Вопрос был чисто риторическим, поэтому Дван даже не удостоил его ответа.

— В нашем Мире, — продолжал Седон, — подвергшийся воздействию Речи Защитник либо кончает жизнь самоубийством, либо приговаривается к Распаду. Но известно ли тебе, почему владыки Анеда боятся нашей Речи, причем боятся настолько, что пожертвуют любым, кто хотя бы раз услышал истинную Речь из уст Танцора? Ответ простой: они знают, что больше не могут положиться на такого индивидуума. Когда я обращаюсь к тебе с Речью, я говорю только с тобой, напрямую взывая к твоей душе. Я делаю это из любви к тебе, потому что другого способа нет. И я люблю тебя не как одного из зрителей, заполняющих трибуны амфитеатра во время моего Танца, а как конкретного человека, честного и порядочного, достойного моей любви. Я изучил тебя не хуже, чем самого себя, Дван. Я знаю все темные уголки твоей души, где затаились стыд и раскаяние, но знаю и все светлые, где сосредоточены твои мечты и планы. И ты не в силах совершить ничего такого, что могло бы отвратить меня и изменить мое отношение к тебе.
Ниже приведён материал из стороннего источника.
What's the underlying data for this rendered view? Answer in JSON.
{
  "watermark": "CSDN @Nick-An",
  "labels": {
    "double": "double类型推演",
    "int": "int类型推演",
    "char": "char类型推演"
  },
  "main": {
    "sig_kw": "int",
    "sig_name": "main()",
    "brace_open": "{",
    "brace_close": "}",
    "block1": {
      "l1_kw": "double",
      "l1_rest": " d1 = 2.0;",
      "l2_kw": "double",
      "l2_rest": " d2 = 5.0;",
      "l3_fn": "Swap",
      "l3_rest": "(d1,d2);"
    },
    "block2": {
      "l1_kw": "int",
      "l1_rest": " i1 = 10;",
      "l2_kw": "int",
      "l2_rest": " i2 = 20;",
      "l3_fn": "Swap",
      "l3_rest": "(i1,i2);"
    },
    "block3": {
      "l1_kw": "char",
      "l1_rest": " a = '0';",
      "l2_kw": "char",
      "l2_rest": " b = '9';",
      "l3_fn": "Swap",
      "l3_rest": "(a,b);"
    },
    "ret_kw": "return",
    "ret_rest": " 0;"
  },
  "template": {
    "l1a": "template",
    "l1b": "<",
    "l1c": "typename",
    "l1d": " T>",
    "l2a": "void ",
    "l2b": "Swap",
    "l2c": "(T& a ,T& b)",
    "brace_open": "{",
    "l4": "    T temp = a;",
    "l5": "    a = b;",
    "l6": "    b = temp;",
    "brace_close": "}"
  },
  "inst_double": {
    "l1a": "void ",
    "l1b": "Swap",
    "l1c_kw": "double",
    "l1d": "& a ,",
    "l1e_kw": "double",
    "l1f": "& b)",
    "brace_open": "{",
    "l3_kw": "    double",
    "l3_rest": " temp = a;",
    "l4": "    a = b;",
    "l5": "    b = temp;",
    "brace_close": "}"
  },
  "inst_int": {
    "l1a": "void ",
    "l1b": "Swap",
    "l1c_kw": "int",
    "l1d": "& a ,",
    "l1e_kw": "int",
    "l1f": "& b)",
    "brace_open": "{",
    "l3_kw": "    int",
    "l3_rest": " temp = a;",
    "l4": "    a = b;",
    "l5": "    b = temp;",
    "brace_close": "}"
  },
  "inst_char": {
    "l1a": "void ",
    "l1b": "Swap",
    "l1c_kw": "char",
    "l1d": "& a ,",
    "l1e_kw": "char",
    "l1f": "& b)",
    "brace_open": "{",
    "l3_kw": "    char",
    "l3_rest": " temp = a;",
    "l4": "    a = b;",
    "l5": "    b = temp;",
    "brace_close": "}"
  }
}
Дван почувствовал, что у него пересохло во рту, и сделал еще глоток воды, прежде чем осторожно осведомиться:

— И что дальше?

— У Танцоров и Защитников нравы и обычаи довольно схожи. Узы, связывающие мужчин, невозможно сравнить с теми, что связывают мужчину с носительницей.

— Вода мокрая, а камни твердые, — буркнул Дван. — Что ты хочешь этим сказать?

— Что не вижу препятствий, почему бы тебе не стать моим партнером, хотя Танцоры, как правило, выбирают только среди себе подобных.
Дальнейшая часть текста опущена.